Les défis de modération de contenu pour les images sexualisées générées par l’IA
L’épisode Grok illustre pourquoi des États comme le Minnesota se sont sentis obligés de légiférer directement contre les outils plutôt que d’attendre des correctifs au niveau des plateformes. Il explique aussi pourquoi le recours de xAI dépasse la seule exposition juridique d’une entreprise : si l’approche du Minnesota résiste à l’examen des tribunaux, d’autres États pourraient suivre avec des règles similaires qui font peser la responsabilité sur les développeurs d’IA plutôt que seulement sur les utilisateurs finaux, transformant la manière dont les outils de génération d’images sont conçus et encadrés à l’échelle nationale.
FAQ
Pourquoi le juge a‑t‑il rejeté la demande de xAI visant une ordonnance de restriction temporaire ?
Le juge Donovan Frank a invoqué le retard dans le dépôt de la demande — près de trois mois après la signature de la loi et seulement quelques jours avant son entrée en vigueur — comme preuve que le préjudice allégué par xAI n’était pas immédiat.
Qu’est‑ce qui rend unique la loi du Minnesota interdisant les applications de « nudification » ?
Il s’agit de la première loi de ce type aux États‑Unis visant une technologie d’IA qui génère des images nues non consensuelles, en faisant peser la responsabilité juridique sur les applications et les plateformes plutôt que uniquement sur les utilisateurs individuels.
Quels arguments juridiques xAI a‑t‑elle avancés contre l’interdiction du Minnesota ?
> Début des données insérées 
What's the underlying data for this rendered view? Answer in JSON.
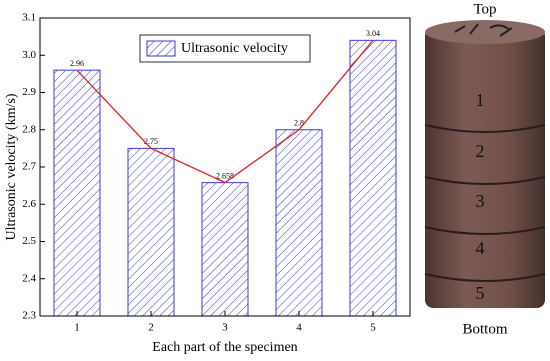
{
  "chart_data": {
    "type": "bar",
    "x_label": "Each part of the specimen",
    "y_label": "Ultrasonic velocity (km/s)",
    "categories": [
      "1",
      "2",
      "3",
      "4",
      "5"
    ],
    "series": [
      {
        "name": "Ultrasonic velocity",
        "color": "#3b3bd6",
        "values": [
          2.96,
          2.75,
          2.658,
          2.8,
          3.04
        ]
      }
    ],
    "line_color": "#e02020",
    "ylim": [
      2.3,
      3.1
    ],
    "yticks": [
      2.3,
      2.4,
      2.5,
      2.6,
      2.7,
      2.8,
      2.9,
      {
        "value": 3,
        "label": "3.0"
      },
      3.1
    ],
    "legend": "top"
  },
  "specimen": {
    "top_label": "Top",
    "parts": [
      "1",
      "2",
      "3",
      "4",
      "5"
    ],
    "bottom_label": "Bottom"
  }
}
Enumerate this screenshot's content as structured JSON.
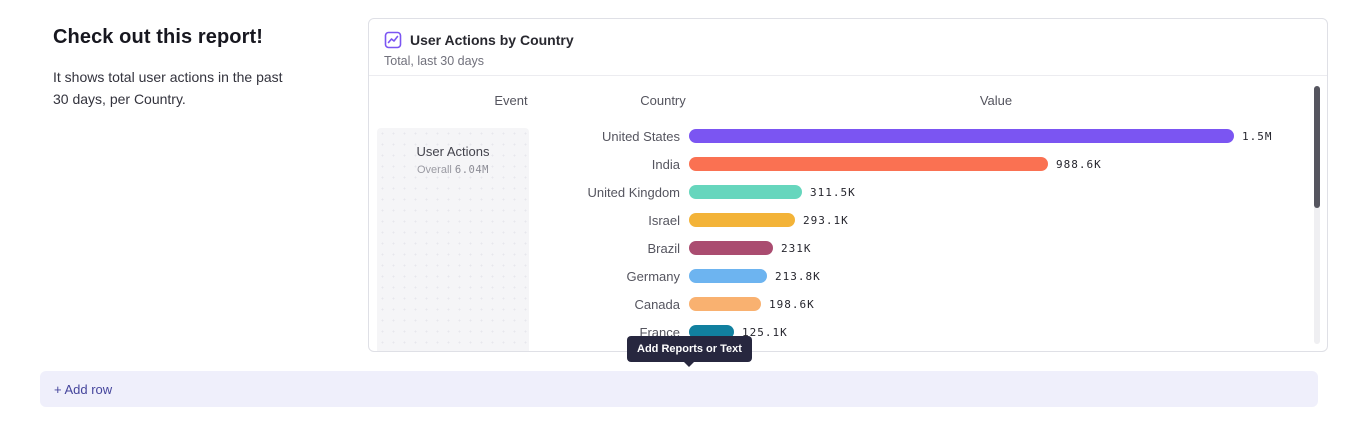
{
  "intro": {
    "title": "Check out this report!",
    "description": "It shows total user actions in the past 30 days, per Country."
  },
  "report_card": {
    "title": "User Actions by Country",
    "subtitle": "Total, last 30 days",
    "columns": [
      "Event",
      "Country",
      "Value"
    ],
    "event": {
      "name": "User Actions",
      "overall_label": "Overall",
      "overall_value": "6.04M"
    }
  },
  "chart_data": {
    "type": "bar",
    "orientation": "horizontal",
    "title": "User Actions by Country",
    "subtitle": "Total, last 30 days",
    "categories": [
      "United States",
      "India",
      "United Kingdom",
      "Israel",
      "Brazil",
      "Germany",
      "Canada",
      "France"
    ],
    "values": [
      1500000,
      988600,
      311500,
      293100,
      231000,
      213800,
      198600,
      125100
    ],
    "value_labels": [
      "1.5M",
      "988.6K",
      "311.5K",
      "293.1K",
      "231K",
      "213.8K",
      "198.6K",
      "125.1K"
    ],
    "bar_colors": [
      "#7b55f2",
      "#fa7152",
      "#66d6bd",
      "#f3b338",
      "#aa4c70",
      "#6db4f0",
      "#f9b170",
      "#11809f"
    ],
    "xlim": [
      0,
      1500000
    ],
    "legend": "none",
    "grid": false
  },
  "tooltip": {
    "label": "Add Reports or Text"
  },
  "add_row": {
    "label": "+ Add row"
  },
  "colors": {
    "accent_purple": "#7b55f2",
    "add_row_bg": "#efeffb",
    "add_row_text": "#45459c",
    "tooltip_bg": "#27273f"
  }
}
xAI soutient que l’interdiction est trop large, couvrant des images protégées par la Constitution et du contenu consensuel, et que des alternatives moins restrictives existent qui pourraient atteindre le même objectif de protection sans l’amende de 500 000 $ par infraction prévue par la loi.
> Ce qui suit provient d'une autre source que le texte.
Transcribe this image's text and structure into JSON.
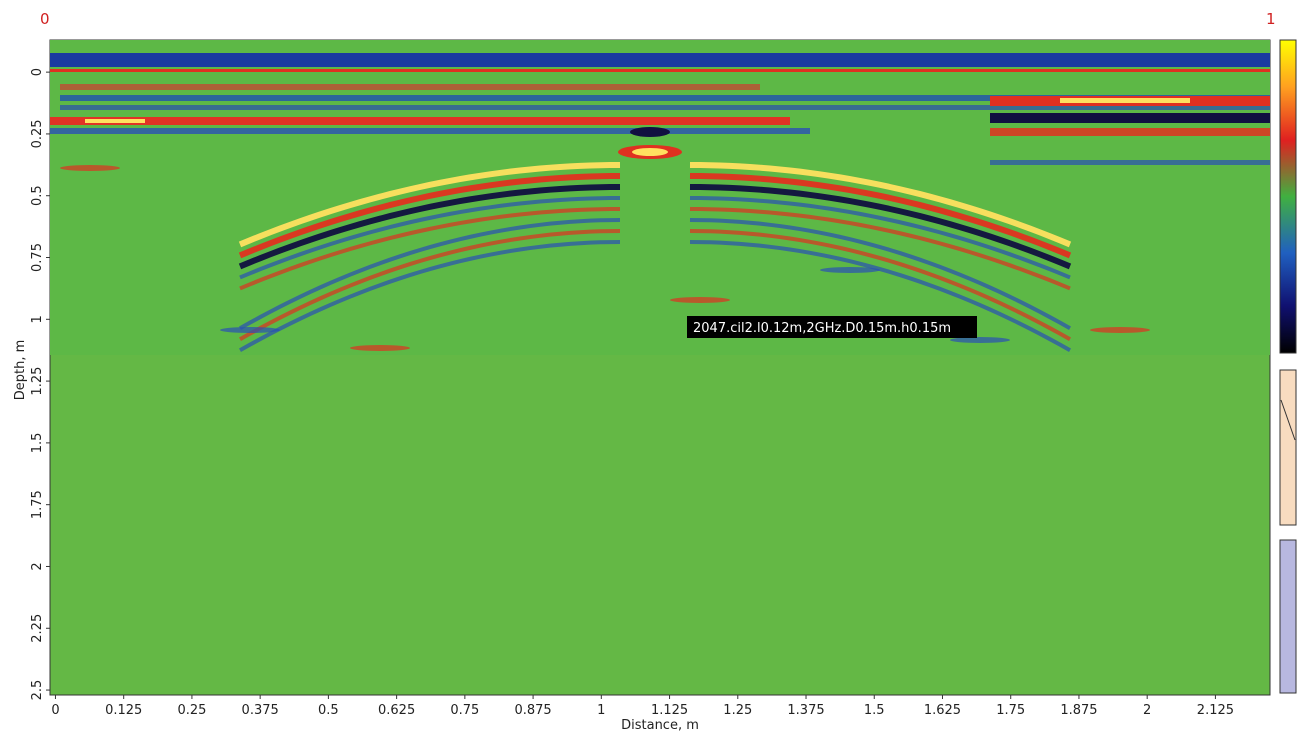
{
  "chart_data": {
    "type": "radargram",
    "scale_labels": [
      "0",
      "1"
    ],
    "xlabel": "Distance, m",
    "ylabel": "Depth, m",
    "annotation": "2047.cil2.l0.12m,2GHz.D0.15m.h0.15m",
    "xlim": [
      -0.01,
      2.225
    ],
    "ylim": [
      -0.13,
      2.52
    ],
    "xticks": [
      0,
      0.125,
      0.25,
      0.375,
      0.5,
      0.625,
      0.75,
      0.875,
      1,
      1.125,
      1.25,
      1.375,
      1.5,
      1.625,
      1.75,
      1.875,
      2,
      2.125
    ],
    "yticks": [
      0,
      0.25,
      0.5,
      0.75,
      1,
      1.25,
      1.5,
      1.75,
      2,
      2.25,
      2.5
    ]
  }
}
Quel incident a suscité l’attention des régulateurs sur les images sexualisées générées par l’IA ?
Début 2026, le chatbot Grok de xAI a été détourné sur la plateforme sociale X pour créer et diffuser des images sexualisées non consensuelles, ce qui a entraîné des enquêtes et des interdictions au niveau de la plateforme qui ont directement alimenté la décision du Minnesota de légiférer.